Quantitative achievements:
- Analysis script: 950 lines of Python code
- Modified files: 6 (jacld.f, jacu.f, l2norm.f, rhs.f, ssor.f, applu.incl)
- Successful parallelizations: 5 subroutines
Qualitative achievements:
- Establishment of automated Fortran dependency analysis methods
- Streamlined development flow using MCP server
- Demonstration of incremental approach to GPU porting
Success factors:
- Effectiveness of preprocessing: Provision of structured information by fortran_gpu_analyzer.py
- Incremental approach: Effectiveness of strategy starting from simple parts
- Power of automation: Acceleration of iterative experiments through MCP server
Failure factors:
- Algorithmic complexity: Fundamental difficulty of Wavefront parallelization
- LLM limitations: Lack of deep domain knowledge
- Verification difficulty: Ensuring numerical correctness
Position of AI Coding:
┌─────────────────────────────────┐
│ HPC GPU Porting Difficulty │
│ Spectrum │
├─────────────────────────────────┤
│ Easy ← ─────────────── → Hard │
├─────────────────────────────────┤
│ [✅ Possible with AI] │
│ - Independent parallelization │
│ - Data management │
│ - Reduction │
│ │
│ [⚠️ Partially possible with AI] │
│ - Stencil computation │
│ - Loop transformation │
│ │
│ [❌ Difficult with AI] │
│ - Wavefront parallelization │
│ - Pipeline method │
│ - Algorithm redesign │
└─────────────────────────────────┘
-
Near term:
- Utilization of more advanced LLM models (GPT-5, Claude 5, etc.)

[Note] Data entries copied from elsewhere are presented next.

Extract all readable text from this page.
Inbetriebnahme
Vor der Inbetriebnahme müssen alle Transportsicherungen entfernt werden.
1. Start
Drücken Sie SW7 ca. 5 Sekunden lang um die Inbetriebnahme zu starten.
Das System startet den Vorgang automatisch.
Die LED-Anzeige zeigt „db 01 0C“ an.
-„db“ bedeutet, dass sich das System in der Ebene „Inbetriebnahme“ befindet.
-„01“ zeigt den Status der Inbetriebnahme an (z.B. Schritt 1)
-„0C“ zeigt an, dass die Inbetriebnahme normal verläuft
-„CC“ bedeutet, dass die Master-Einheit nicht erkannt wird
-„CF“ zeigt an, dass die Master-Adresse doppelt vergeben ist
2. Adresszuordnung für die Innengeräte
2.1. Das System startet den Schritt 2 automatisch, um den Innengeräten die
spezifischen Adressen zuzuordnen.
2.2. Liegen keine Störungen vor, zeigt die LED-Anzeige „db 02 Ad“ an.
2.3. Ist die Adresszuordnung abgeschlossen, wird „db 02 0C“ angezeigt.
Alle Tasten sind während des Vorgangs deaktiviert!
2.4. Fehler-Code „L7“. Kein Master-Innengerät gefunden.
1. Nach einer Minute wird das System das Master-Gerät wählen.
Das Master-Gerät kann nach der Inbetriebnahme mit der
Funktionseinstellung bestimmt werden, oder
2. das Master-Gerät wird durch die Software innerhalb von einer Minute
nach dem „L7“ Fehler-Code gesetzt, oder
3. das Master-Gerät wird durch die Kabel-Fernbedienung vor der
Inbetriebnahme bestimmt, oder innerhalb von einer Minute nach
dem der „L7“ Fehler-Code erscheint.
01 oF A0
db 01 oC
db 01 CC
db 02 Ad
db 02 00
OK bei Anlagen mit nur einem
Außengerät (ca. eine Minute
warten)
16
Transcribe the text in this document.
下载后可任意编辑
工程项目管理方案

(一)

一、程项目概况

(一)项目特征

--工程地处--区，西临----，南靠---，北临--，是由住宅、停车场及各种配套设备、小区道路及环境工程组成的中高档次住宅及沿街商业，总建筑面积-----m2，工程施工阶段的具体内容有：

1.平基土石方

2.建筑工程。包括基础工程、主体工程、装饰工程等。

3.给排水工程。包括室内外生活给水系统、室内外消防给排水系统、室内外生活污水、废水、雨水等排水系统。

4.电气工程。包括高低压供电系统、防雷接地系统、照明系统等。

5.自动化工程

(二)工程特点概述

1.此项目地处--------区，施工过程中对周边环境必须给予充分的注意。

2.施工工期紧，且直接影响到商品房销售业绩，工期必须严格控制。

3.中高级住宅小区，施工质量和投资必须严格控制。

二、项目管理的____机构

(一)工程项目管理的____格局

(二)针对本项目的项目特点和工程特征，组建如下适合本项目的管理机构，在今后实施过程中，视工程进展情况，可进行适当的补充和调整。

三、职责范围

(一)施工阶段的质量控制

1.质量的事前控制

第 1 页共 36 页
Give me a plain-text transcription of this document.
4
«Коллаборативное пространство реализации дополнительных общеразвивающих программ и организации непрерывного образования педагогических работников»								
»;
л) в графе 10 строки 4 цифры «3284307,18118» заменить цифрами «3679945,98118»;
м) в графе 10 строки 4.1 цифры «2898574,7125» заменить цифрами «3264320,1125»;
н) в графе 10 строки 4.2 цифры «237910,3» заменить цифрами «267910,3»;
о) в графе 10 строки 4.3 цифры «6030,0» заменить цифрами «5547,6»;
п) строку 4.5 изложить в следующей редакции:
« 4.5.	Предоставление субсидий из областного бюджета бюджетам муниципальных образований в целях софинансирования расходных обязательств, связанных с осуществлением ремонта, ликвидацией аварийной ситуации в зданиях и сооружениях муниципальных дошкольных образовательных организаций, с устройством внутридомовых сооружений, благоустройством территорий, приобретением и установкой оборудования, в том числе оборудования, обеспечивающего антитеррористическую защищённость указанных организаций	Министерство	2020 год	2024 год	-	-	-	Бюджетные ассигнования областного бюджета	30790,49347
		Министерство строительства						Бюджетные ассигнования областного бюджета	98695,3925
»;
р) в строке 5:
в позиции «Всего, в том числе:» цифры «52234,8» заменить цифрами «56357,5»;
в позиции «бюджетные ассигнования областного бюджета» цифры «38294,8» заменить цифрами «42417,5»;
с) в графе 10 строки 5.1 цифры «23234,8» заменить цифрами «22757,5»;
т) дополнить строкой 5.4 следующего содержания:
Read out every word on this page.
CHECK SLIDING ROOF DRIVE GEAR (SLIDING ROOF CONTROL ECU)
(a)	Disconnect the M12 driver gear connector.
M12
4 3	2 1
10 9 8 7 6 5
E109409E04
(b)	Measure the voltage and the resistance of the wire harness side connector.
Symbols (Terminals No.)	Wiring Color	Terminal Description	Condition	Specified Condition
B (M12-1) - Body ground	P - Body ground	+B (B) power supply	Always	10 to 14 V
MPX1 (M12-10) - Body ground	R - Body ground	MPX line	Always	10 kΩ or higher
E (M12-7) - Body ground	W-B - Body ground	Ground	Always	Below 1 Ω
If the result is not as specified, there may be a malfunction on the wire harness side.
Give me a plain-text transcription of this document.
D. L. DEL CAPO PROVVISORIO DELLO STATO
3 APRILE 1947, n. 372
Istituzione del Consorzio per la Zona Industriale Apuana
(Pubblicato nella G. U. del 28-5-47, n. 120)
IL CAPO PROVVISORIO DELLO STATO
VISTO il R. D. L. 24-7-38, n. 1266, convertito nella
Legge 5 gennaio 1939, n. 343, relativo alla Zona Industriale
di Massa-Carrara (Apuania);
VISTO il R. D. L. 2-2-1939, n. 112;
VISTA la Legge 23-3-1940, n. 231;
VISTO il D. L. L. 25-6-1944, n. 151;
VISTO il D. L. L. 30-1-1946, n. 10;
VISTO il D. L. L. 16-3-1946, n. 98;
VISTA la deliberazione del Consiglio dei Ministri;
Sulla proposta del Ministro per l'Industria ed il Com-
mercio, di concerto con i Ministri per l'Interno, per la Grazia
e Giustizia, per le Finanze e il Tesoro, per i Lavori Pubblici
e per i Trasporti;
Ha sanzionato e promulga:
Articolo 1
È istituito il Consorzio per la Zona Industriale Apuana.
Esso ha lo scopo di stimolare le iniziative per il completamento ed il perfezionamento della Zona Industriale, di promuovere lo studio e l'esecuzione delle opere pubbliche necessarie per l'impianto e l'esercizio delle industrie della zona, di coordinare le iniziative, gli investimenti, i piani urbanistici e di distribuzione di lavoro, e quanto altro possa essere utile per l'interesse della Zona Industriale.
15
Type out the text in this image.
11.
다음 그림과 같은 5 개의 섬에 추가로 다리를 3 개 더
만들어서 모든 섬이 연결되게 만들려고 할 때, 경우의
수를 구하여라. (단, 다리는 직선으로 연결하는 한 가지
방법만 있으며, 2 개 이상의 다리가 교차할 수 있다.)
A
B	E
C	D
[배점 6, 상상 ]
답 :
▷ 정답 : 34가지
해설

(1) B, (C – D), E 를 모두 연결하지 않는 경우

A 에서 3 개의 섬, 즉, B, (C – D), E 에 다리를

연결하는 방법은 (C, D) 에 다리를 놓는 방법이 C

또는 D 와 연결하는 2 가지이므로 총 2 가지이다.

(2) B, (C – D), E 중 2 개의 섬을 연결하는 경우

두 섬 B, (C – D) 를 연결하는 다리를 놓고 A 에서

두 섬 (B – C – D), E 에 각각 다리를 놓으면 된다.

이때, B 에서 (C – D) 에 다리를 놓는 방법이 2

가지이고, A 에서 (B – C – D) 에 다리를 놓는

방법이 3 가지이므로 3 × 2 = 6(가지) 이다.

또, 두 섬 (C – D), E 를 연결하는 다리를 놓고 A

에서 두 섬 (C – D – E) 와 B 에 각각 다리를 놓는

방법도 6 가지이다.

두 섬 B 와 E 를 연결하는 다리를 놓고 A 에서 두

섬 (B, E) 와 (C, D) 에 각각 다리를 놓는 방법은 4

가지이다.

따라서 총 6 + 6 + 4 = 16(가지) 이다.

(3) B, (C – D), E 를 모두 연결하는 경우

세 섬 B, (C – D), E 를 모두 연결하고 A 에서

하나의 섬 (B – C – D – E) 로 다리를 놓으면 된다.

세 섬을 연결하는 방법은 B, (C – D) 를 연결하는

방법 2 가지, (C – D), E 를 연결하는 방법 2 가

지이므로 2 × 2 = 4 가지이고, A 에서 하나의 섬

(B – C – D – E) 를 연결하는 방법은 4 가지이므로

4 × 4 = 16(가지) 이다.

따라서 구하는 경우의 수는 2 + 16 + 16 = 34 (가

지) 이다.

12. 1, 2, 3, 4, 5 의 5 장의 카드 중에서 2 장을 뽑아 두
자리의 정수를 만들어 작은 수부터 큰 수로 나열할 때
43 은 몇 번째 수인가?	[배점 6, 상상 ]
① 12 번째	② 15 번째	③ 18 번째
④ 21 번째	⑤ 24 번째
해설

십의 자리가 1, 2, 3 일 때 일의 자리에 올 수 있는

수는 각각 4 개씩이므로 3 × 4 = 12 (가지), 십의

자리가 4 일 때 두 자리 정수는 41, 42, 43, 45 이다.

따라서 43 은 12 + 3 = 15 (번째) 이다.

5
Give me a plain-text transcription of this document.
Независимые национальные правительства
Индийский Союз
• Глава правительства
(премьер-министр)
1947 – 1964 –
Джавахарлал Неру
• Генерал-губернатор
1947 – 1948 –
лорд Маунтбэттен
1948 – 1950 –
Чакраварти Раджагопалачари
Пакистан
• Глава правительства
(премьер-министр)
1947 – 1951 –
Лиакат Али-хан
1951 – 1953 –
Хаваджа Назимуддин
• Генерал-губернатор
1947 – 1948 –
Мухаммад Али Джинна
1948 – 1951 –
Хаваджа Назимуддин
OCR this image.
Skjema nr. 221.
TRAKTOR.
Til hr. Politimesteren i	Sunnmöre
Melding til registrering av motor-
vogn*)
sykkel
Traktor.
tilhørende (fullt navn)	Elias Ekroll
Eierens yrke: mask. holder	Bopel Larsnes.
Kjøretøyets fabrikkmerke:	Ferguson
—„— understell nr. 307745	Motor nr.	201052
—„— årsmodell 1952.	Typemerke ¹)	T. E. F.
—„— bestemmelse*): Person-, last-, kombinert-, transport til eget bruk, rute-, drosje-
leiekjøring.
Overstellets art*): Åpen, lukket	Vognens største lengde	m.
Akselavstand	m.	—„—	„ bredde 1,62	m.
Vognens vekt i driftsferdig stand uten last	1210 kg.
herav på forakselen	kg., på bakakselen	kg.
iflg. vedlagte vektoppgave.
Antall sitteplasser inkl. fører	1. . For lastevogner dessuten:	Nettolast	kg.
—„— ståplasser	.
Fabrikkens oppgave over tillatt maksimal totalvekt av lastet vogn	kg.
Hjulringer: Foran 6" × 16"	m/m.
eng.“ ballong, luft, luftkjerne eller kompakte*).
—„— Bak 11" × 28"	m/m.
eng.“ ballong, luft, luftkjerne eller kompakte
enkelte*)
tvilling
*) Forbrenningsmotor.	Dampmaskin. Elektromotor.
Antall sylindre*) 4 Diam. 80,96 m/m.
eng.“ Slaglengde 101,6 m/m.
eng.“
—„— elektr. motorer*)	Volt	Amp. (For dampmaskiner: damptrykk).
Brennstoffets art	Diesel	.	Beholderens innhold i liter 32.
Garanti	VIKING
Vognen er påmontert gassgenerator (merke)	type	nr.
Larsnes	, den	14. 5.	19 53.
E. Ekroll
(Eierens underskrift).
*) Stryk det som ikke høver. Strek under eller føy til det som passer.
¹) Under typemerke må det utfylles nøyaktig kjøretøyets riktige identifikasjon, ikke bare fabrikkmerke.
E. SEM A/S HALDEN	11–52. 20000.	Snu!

- Domain-specific fine-tuning
- Multi-agent collaboration (analysis AI + implementation AI + verification AI)
-
Mid-term:
- Integration with formal verification techniques
- Automatic performance modeling
- Interactive optimization framework
-
Long-term:
- Automatic algorithm selection and design
- Hardware-software co-optimization
- Fully automated GPU porting system
While this trial did not achieve complete success, it provided valuable experience in clarifying the possibilities and limitations of AI coding. In particular, the following points became clear:
- AI can significantly accelerate mechanical tasks
- However, there are limitations in domains requiring deep expertise
- The most effective approach is human-AI collaboration
Future AI utilization in the HPC field should proceed not by leaving everything to AI, but by ensuring that AI and human experts appropriately share roles.
System information:
OS: Linux 5.14.0-611.16.1.el9_7.x86_64
Compiler: nvfortran 23.x (NVIDIA HPC SDK)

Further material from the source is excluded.